Freitag 17.Juli 2026

Astronaut Charles „Sam“ Gemar zu Gast im Technik Museum Speyer: Einblicke in drei Missionen

22. Juli 2025 | Kategorie: Neustadt a.d. Weinstraße und Speyer, Regional

Foto: Pfalz-Express / Linares-Ramon

Speyer – Am Samstag, 19. Juli 2025, stand das Technik Museum Speyer im Zeichen der Raumfahrt: Charles „Sam“ Gemar, ehemaliger NASA-Astronaut, besuchte die Ausstellung Apollo and Beyond, die als größte Präsentation bemannter Raumfahrt in Europa gilt.

Bei einem öffentlichen Vortrag berichtete er über seinen beruflichen Werdegang und seine drei Raumflüge.

Ab 14 Uhr öffnete das FORUM des Museums seine Türen für Besucherinnen und Besucher, die mehr über Gemars Erfahrungen im All erfahren wollten. Der ehemalige Astronaut sprach über seinen Weg zur NASA, über Auswahlverfahren, Trainingsphasen und persönliche Herausforderungen.

Unter anderem schilderte er, dass er in den letzten Tagen vor dem Start isoliert werden musste, um gesundheitliche Risiken auszuschließen: „Besonders schwierig war, dass ich kurz vor der Reise keinen Kontakt zu Kindern haben durfte, um mich vor Viren und Bakterien zu schützen.“

Auch die letzten Stunden vor dem Start beschreibt er als psychisch belastend: „Die letzten 8 bis 12 Stunden vor dem Flug sind die schwierigsten, man weiß nicht, was einen erwartet. Sollte etwas passieren, so muss die Familie den Scherbenhaufen beseitigen. Das sind Gedanken, die einen beschäftigen. Man versucht zu schlafen und ist dennoch aufgeregt. Zwischen Vorfreude und Anspannung.“

Foto: Pfalz-Express / Linares-Ramon

Im All selbst war der Tagesablauf eng getaktet: „Man arbeitet 16 Stunden, der Schlaf ist sehr gut. Wir haben spezielle Vorrichtungen, in die wir uns schnallen können, damit nicht der ganze Körper irgendwo herumschwebt oder man sich überschlägt.“ Der Aufenthalt in der Schwerelosigkeit stellte den Körper vor besondere Anforderungen. „Da es keine Schwerkraft gibt, ist das Blutvolumen geringer, und die Wirbelsäule kann sich bis zu vier Zentimeter strecken. Du bist also, sobald du auf der Erde bist, vorübergehend größer. Viele Astronauten haben dadurch starke Rückenprobleme. Ich hatte Glück und blieb davon verschont.“

Auch im Anschluss an den Vortrag nahm sich Gemar Zeit für das Publikum. Eine Frage galt der Verpflegung an Bord. „Neben den täglichen Rationen nehmen wir zwei Notfallrationen und zwei Ersatzrationen mit. Für eine 14-Tages-Mission haben wir also pro Astronaut 18 Rationen Essen dabei.“ Auf die Frage nach den Temperaturen beim Start antwortete er: „In der Rakete haben wir etwa 30 Grad, im Overall hingegen sind es beim Start etwa 40 Grad.“

Der Vortrag fand auf Englisch statt und richtete sich an ein breites Publikum. Kinder hatten nach der Veranstaltung Gelegenheit, sich mit dem Astronauten fotografieren zu lassen.

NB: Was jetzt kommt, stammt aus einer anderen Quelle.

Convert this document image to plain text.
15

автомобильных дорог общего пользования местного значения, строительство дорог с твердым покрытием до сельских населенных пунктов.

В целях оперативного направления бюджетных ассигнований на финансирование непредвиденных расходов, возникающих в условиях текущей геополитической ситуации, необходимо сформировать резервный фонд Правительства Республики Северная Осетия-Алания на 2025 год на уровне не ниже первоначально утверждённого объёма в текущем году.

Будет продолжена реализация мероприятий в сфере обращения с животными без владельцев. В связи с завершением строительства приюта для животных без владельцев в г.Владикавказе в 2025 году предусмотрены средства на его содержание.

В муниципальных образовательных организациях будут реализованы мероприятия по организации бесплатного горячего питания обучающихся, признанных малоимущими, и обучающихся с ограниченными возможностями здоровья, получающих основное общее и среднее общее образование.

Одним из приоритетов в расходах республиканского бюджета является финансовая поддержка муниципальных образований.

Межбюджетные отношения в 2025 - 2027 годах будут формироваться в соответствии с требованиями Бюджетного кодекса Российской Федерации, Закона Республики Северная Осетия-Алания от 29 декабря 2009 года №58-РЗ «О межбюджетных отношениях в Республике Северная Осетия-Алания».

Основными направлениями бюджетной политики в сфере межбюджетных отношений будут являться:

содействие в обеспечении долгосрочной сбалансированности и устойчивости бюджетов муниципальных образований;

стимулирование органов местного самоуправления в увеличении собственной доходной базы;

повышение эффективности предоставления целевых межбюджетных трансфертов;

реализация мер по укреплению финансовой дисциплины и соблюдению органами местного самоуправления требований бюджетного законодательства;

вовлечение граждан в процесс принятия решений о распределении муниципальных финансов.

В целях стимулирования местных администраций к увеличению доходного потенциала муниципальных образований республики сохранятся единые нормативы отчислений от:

Charles Gemar, geboren am 4. August 1955 in Yankton, South Dakota, war insgesamt dreimal im All. Er absolvierte Flüge mit den Raumfähren Atlantis, Discovery und Columbia, verbrachte dabei insgesamt 24 Tage, 5 Stunden, 38 Minuten und 44 Sekunden im Weltraum und umrundete die Erde 384 Mal.

Sein erster Einsatz, STS-38 mit der Atlantis im November 1990, war eine Mission im Auftrag des US-Verteidigungsministeriums. Bei STS-48 im September 1991 mit der Discovery standen wissenschaftliche Untersuchungen in der oberen Erdatmosphäre im Fokus. Die dritte und letzte Mission, STS-62 im März 1994 mit der Columbia, diente der Erprobung wissenschaftlicher und technischer Experimente unter Schwerelosigkeitsbedingungen.

Die Teilnahme am Vortrag war im regulären Museumseintritt enthalten. Aufgrund begrenzter Plätze im FORUM war eine vorherige Reservierung notwendig.